What's more, there was a truth in these songs, a resignation but also a bracing desire to hope. "If I Fell," his most naked love song aside from "Don't Let Me Down," is in many ways the centerpiece of the LP. It often feels like these songs exist in a medium where they cry out, begging to be heard and understood. Lennon is deadly -- articulate, sexual, brilliant, and seemingly always on the brink of devastation, destruction. His voice is the Beatles' best asset by a longshot... it expresses so much that is inexpressible, in songs like "When I Get Home" that could easly be slight and forgettable without him. Alas, not one song he sings here isn't wonderful.
The voice isn't everything; as if to prove it, "I'm Happy Just to Dance with You," written by John but sung by George, comes flying out. It speaks volumes that it offers the same intensity in a voice that is, at best, not even a thousandth as good as John's. This is a song I come back to frequently.

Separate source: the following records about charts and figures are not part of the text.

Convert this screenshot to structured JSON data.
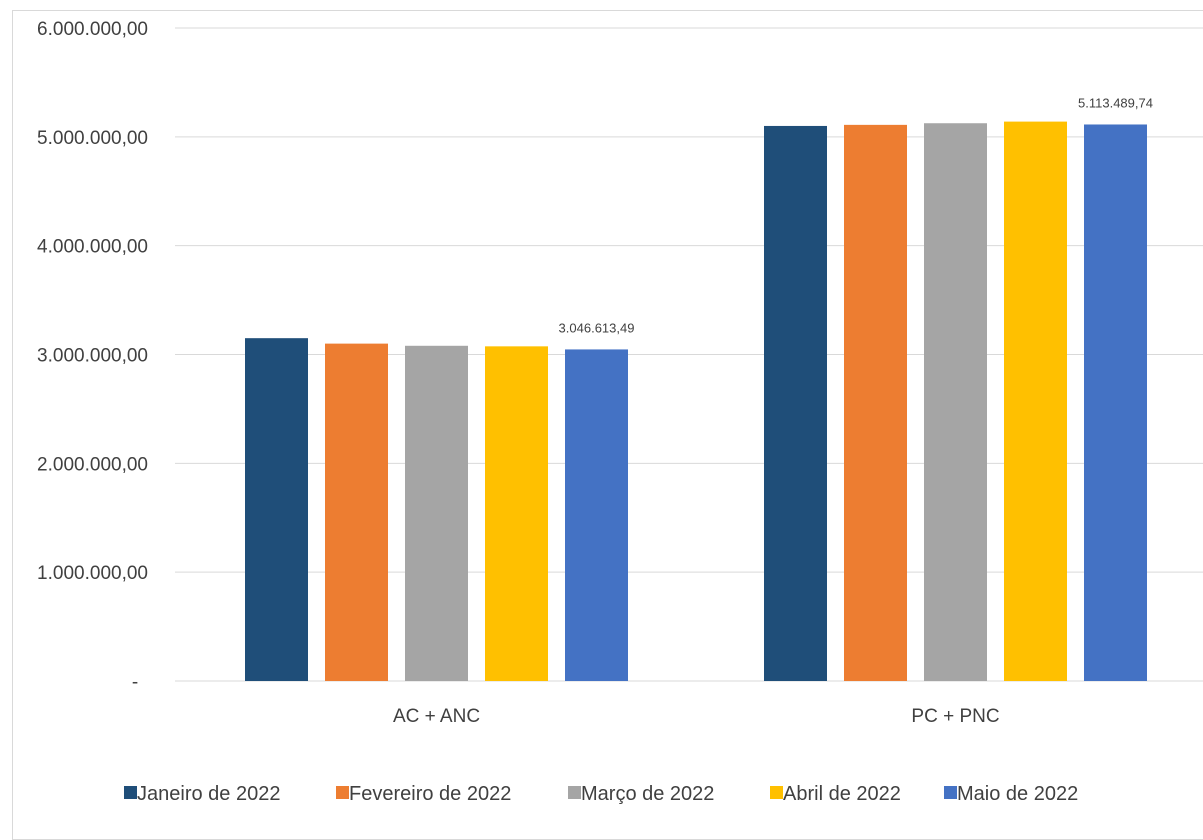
{
  "chart_data": {
    "type": "bar",
    "categories": [
      "AC + ANC",
      "PC + PNC"
    ],
    "series": [
      {
        "name": "Janeiro de 2022",
        "color": "#1f4e79",
        "values": [
          3150000,
          5100000
        ]
      },
      {
        "name": "Fevereiro de 2022",
        "color": "#ed7d31",
        "values": [
          3100000,
          5110000
        ]
      },
      {
        "name": "Março de 2022",
        "color": "#a5a5a5",
        "values": [
          3080000,
          5125000
        ]
      },
      {
        "name": "Abril de 2022",
        "color": "#ffc000",
        "values": [
          3075000,
          5140000
        ]
      },
      {
        "name": "Maio de 2022",
        "color": "#4472c4",
        "values": [
          3046613.49,
          5113489.74
        ]
      }
    ],
    "data_labels": [
      {
        "series": "Maio de 2022",
        "category": "AC + ANC",
        "text": "3.046.613,49"
      },
      {
        "series": "Maio de 2022",
        "category": "PC + PNC",
        "text": "5.113.489,74"
      }
    ],
    "ylim": [
      0,
      6000000
    ],
    "yticks": [
      0,
      1000000,
      2000000,
      3000000,
      4000000,
      5000000,
      6000000
    ],
    "ytick_labels": [
      "-",
      "1.000.000,00",
      "2.000.000,00",
      "3.000.000,00",
      "4.000.000,00",
      "5.000.000,00",
      "6.000.000,00"
    ],
    "grid": true,
    "legend_position": "bottom"
  }
}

It roars with movement and one leans against the cracks, knowing something's hidden in there and waiting for it to show itself. The payoff is on Side Two.
Lennon seems liberated completely on the non-film songs. Sounding genuinely bitter on "You Can't Do That," he keeps the mental anguish rolling on three of the best rock songs of all time. "Any Time at All" one-ups the uncontrollable engine of the title track by heading somewhere with it. It is possible to lose oneself forever in the guitars on this track, and it's the Beatles' most raggedly delicate rocker, bleeding from all corners. "I'll Cry Instead" is so eloquent, sad, witty, personal, and vaguely weird it's hard to believe it comes from one of Lennon's songs and not either of his books. A country riff backs Lennon's sighing heartbreak clown routine, wailing out words about coming back and showing 'em all that he knows aren't true, and making them that much more moving as a result.
"I'll Be Back," the album closer, covers the same kind of territory, but the Beatles have saved the best for last. The melody is John at his peak, and his singing is something you can't explain, especially since the darkness and light of his lyric humanizes mindsets that we can't explain any more easily. The band's restraint hides the grandly affecting statements backing the song up; they sound just magnificent.
And although his single "Can't Buy Me Love," a raucous and rousing but somewhat generic rocker, doesn't amount to much in these surroundings, Paul winds his way skillfully through a set that threatens to overshadow him entirely. You know "And I Love Her," you love it (especially if you've viewed a performance of it through Richard Lester's lens) and you probably know "Things We Said Today." Paul's lyrics here -- though more indirect -- are a close match for John's in "I'll Be Back," and the cloudy hop of this gorgeous song is irresistible.
With the music business in the palm of their hands the world over, the Beatles lost none of their vitality. Their strengths are intact, refined and perfected, and this is the crown jewel in a fine career, a record of unparalleled grace and understatement, a powerfully succinct thirty-minute set of songs that, like the film, brims with life. Rock & roll has never been so gloriously beautiful while retaining the strength of its core. A Hard Day's Night is more than just a culmination of this band's near-perfect first three LPs: it's indispensable. The band needn't have done anything else afterward. It's to their credit that they did, but this is their highest statement on record. They laid themselves down here and that's it. Everything else is a luxury.